Quantitative data will be managed using the SPSS. We will conduct an assessment of the validity of the questionnaire with our sample using principal component analysis and analysis of internal consistency [43, 44]. We will then generate descriptive statistics (frequency, mean, and SD) and perform comparative analyses between groups (using the t- test and Mann-Whitney test) to identify PG (T1-T2) differences (p < 0.05, IC 95%) [44]. Qualitative data from interview transcripts and documents will be managed using a formal database using QSR NVivo [45]. Thematic content analysis, using a theoretical orientation strategy, will guide the open-ended coding procedure in order to identify, classify, and reduce data and to build a descriptive matrix [46, 47]. The initial coding labels will be established by building on the elements of the OMRU. Table 2 presents a list of these elements and short definitions that describe the coding labels. In order to monitor collaborative practice change following the POBC3, we will focus on operational processes (how team members provide care), relational processes (how team members communicate), and adaptive processes (how team members use evidence to enhance collaborative practice) [48].
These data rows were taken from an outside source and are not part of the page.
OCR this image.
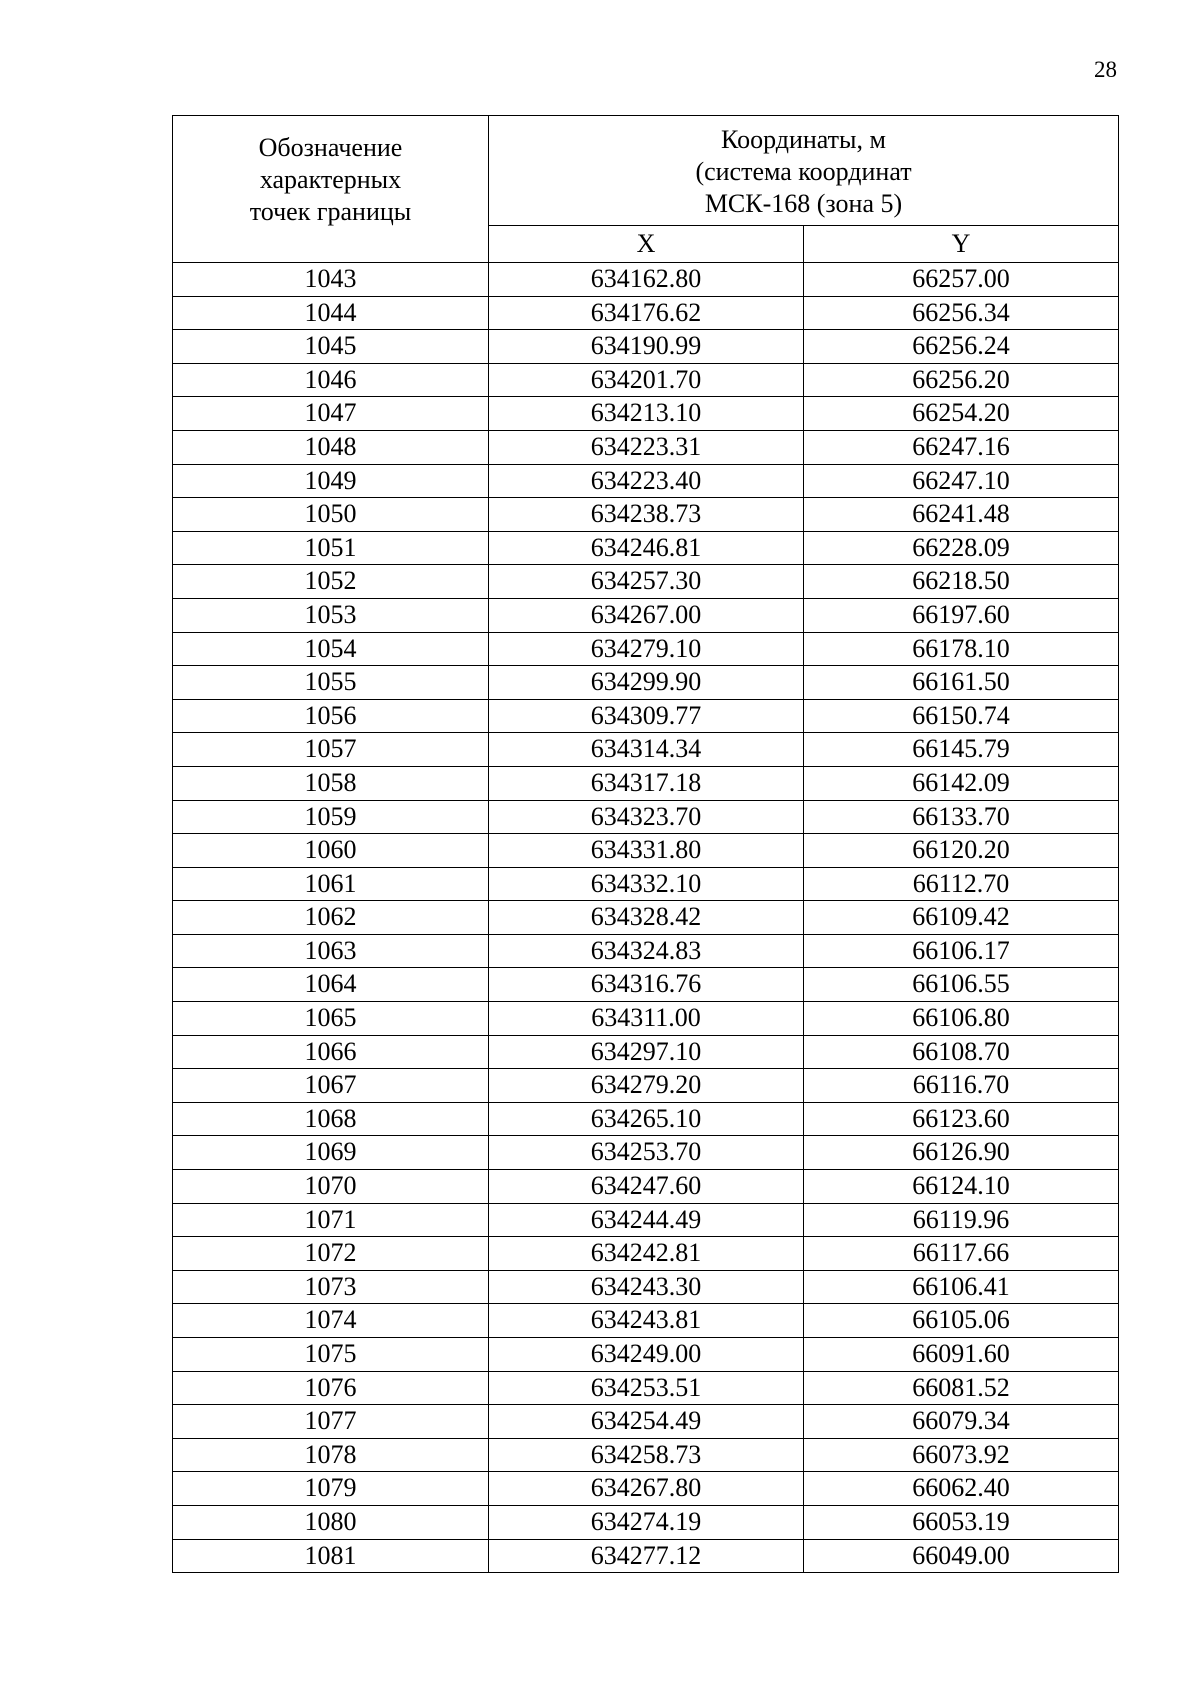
28
Обозначение
характерных
точек границы	Координаты, м
(система координат
МСК-168 (зона 5)	

	X	Y
1043	634162.80	66257.00
1044	634176.62	66256.34
1045	634190.99	66256.24
1046	634201.70	66256.20
1047	634213.10	66254.20
1048	634223.31	66247.16
1049	634223.40	66247.10
1050	634238.73	66241.48
1051	634246.81	66228.09
1052	634257.30	66218.50
1053	634267.00	66197.60
1054	634279.10	66178.10
1055	634299.90	66161.50
1056	634309.77	66150.74
1057	634314.34	66145.79
1058	634317.18	66142.09
1059	634323.70	66133.70
1060	634331.80	66120.20
1061	634332.10	66112.70
1062	634328.42	66109.42
1063	634324.83	66106.17
1064	634316.76	66106.55
1065	634311.00	66106.80
1066	634297.10	66108.70
1067	634279.20	66116.70
1068	634265.10	66123.60
1069	634253.70	66126.90
1070	634247.60	66124.10
1071	634244.49	66119.96
1072	634242.81	66117.66
1073	634243.30	66106.41
1074	634243.81	66105.06
1075	634249.00	66091.60
1076	634253.51	66081.52
1077	634254.49	66079.34
1078	634258.73	66073.92
1079	634267.80	66062.40
1080	634274.19	66053.19
1081	634277.12	66049.00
Table 2 Elements of the OMRU with short definitions of coding labels

The trustworthiness of our research data and analysis will be ascertained using Miles and Huberman's criteria of credibility/validity, confirmability/objectivity, and transferability [46]. Given that our study will be an ex-post intervention study [49] and that the sampling method constitutes one of its limitations, the internal validity will be increased by use of a theoretical framework, validated investigation tools previously used by best practice guideline expert researchers, systematic data collection and analysis methods, as well as triangulation [50]. An audit trail of the entire research process will be kept [51].

Ethics

The study has been approved by the Centre de Recherche de l'Hôpital Charles LeMoyne Ethics Board (ref. number AA-HCLM-09-034).

Conclusions

This study will constitute a practical trial [52] that takes into account the context-specific challenges and the concerns of nurses and other stakeholders regarding use of evidence-based recommendations. Building on an ongoing improvement initiative, our study represents a unique opportunity for examining the translation of RNAO best practice guidelines into action. POBC3 planned educational workshops and mentoring activities will produce new knowledge on the interventions and sources of support most conducive to the uptake of evidence and building of capacity to sustain new interprofessional collaborative practice patterns. It will provide new information on strategies for overcoming barriers to the adoption of evidence-informed interventions. The findings will also pinpoint new determinants of 'what works and why,' given the interplay between the general application of evidence, uniqueness of cancer patient'/caregivers' needs and preferences, and the local context. It will provide new knowledge on strategies for making care providers aware of evidence-based recommendations from best practice guidelines and others sources of information. This knowledge will contribute to the refinement of continuing education programs, and will add new dimensions to existing survey instruments that assess knowledge, beliefs, and practices regarding evidence-informed interventions.